夜が明けぬなら、いっそ。
違和感なく通ってくれた挨拶。
景秀にはそのままで良いと言われていたが、これくらいは私だって知っていた。
あれから色々あった末、私がこうして江戸城に女の身なりで来ているということは頼まれた役目をこなそうとしている証。

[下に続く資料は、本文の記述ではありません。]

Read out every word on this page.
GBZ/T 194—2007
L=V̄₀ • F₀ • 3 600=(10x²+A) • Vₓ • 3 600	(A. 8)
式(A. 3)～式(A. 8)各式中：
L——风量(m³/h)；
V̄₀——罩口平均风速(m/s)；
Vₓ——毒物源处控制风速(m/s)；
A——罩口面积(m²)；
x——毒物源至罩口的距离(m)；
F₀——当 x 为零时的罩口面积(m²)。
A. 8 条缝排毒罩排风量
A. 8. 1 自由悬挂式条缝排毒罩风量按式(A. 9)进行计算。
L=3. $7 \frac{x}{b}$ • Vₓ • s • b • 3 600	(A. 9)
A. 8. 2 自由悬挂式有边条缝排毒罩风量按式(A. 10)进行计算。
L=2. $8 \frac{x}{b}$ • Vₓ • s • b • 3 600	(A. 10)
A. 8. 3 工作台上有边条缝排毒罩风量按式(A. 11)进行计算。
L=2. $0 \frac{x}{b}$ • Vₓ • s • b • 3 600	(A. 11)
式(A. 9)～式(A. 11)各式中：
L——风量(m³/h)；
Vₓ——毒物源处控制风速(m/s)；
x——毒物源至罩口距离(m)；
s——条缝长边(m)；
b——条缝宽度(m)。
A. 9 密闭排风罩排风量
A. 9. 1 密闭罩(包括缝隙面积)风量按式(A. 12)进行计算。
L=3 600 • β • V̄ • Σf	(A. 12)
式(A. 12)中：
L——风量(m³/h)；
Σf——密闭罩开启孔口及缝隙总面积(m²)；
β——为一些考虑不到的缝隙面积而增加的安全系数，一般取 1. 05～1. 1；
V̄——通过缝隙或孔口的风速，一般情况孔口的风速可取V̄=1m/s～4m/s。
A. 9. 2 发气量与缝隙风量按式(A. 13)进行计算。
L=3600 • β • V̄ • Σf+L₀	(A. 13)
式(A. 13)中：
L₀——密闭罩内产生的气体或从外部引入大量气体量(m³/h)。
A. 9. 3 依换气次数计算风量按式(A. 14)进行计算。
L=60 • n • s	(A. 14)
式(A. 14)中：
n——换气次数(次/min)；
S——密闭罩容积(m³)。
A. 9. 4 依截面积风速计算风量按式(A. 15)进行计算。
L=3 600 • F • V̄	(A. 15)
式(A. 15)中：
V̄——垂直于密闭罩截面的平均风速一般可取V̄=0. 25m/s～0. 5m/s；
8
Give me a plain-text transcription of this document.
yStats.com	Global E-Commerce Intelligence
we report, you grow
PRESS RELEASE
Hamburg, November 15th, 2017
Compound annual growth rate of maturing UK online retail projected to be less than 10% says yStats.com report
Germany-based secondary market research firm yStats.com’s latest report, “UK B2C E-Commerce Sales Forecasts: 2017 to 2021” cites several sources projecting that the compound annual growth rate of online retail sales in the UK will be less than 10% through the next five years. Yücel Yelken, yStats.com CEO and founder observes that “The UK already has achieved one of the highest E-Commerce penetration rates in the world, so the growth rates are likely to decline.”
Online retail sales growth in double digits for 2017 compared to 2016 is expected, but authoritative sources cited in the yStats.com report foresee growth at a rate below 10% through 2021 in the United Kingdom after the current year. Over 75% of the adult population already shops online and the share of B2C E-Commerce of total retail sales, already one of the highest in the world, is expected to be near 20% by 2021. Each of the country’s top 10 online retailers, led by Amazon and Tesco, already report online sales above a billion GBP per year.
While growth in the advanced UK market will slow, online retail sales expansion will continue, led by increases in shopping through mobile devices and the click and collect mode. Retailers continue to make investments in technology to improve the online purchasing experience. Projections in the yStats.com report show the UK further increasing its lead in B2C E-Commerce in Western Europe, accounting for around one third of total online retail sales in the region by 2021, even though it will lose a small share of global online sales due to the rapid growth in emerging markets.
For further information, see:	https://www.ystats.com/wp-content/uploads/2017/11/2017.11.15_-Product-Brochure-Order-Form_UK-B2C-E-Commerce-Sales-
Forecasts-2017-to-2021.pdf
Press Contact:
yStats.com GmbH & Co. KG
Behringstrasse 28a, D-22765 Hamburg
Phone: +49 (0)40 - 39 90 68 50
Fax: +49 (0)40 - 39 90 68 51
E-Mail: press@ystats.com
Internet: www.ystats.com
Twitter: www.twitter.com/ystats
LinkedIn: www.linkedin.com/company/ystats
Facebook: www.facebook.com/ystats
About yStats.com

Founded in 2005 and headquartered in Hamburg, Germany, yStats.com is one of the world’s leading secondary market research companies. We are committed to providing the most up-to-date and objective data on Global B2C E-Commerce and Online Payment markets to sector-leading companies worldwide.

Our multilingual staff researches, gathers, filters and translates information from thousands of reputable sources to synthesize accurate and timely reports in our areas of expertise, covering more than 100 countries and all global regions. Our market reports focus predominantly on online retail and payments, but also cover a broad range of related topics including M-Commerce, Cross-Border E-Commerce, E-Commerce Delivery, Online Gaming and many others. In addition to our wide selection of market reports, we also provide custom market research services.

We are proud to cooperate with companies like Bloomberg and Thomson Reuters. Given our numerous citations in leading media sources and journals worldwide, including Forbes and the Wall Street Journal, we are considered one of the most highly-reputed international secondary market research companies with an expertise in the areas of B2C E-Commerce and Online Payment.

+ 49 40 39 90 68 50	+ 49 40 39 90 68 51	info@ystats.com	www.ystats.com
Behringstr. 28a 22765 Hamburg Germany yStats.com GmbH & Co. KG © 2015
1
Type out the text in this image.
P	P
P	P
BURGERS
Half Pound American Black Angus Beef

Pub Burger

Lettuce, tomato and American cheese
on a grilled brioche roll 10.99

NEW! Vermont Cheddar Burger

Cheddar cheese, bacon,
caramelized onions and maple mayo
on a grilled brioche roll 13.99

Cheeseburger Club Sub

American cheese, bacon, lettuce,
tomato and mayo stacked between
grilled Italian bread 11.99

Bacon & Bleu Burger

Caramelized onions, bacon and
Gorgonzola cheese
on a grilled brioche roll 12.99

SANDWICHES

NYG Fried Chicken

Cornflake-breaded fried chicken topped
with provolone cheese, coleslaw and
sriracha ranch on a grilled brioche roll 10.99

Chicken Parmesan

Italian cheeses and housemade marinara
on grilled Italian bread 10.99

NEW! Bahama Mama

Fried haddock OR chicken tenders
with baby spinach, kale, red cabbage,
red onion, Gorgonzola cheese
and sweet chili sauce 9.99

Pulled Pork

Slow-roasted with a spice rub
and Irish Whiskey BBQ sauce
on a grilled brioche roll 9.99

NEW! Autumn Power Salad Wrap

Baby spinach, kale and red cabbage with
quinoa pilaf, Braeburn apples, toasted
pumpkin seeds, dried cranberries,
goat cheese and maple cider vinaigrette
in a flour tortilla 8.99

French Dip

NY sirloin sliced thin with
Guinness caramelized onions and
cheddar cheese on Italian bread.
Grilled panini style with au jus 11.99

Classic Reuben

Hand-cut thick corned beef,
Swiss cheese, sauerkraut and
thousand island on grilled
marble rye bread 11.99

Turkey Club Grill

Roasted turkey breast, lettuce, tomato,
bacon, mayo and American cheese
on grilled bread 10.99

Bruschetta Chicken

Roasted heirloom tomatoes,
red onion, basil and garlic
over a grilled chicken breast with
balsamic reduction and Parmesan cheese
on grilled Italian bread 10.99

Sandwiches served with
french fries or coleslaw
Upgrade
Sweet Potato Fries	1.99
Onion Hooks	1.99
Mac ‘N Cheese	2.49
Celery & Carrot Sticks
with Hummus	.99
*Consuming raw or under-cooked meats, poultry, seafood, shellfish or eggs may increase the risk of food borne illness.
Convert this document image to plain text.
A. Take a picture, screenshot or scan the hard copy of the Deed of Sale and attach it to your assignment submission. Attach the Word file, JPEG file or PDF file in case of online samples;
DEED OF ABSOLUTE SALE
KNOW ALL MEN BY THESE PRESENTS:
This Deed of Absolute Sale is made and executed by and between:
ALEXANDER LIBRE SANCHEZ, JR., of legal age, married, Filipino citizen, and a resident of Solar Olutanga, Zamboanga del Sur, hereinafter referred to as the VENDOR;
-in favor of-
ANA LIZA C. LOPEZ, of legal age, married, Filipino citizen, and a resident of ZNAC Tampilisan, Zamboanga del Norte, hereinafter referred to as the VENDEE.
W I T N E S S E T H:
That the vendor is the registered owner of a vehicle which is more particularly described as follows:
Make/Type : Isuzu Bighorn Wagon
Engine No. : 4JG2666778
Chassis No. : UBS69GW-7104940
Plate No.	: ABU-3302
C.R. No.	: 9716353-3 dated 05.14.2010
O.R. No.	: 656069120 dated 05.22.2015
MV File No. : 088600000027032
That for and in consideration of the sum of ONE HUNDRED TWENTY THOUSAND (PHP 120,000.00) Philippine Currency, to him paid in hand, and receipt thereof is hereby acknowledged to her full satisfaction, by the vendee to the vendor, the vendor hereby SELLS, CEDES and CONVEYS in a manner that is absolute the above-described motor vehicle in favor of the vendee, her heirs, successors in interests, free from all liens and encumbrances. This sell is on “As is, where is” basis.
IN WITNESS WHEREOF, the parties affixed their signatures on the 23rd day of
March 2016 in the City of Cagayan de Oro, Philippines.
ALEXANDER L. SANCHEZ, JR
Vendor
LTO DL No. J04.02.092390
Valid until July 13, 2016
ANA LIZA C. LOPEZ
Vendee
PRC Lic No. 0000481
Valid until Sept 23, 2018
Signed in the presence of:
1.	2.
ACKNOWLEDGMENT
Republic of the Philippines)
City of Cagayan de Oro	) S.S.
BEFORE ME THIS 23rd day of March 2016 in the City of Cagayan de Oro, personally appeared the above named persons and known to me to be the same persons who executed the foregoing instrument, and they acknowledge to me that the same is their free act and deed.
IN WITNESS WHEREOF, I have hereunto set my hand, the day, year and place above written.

ちなみにあのときの接吻は自分の中では無効にしている。
「家茂公も今日という日を心待ちにしておられるようで…!相手側の姫様もそろそろ到着する頃かと…」
「行こう、小雪」
「……うん」
……緊張してきた。
こんなこと、初めてだ。
そうだ初めてだから緊張するのは当たり前だ。
広すぎる城に上がって、“家茂公”なんて言葉を聞いただけで全ては本当なんだと確信されてしまった。
家定公とは、江戸幕府14代征夷大将軍───徳川 家茂(とくがわ いえもち)で間違いないはずだ。
「景秀…、」
「ん?」
「う、上様とは…どういう関係なの、ですか」
もしかしなくてもこの男は私が気軽に話していい存在ではないかもしれない。
そんなふうに考えると、ふいに敬語に変わってしまう。
などという私の気など知らず、そいつは「ぷはっ」と吹き出すように笑った。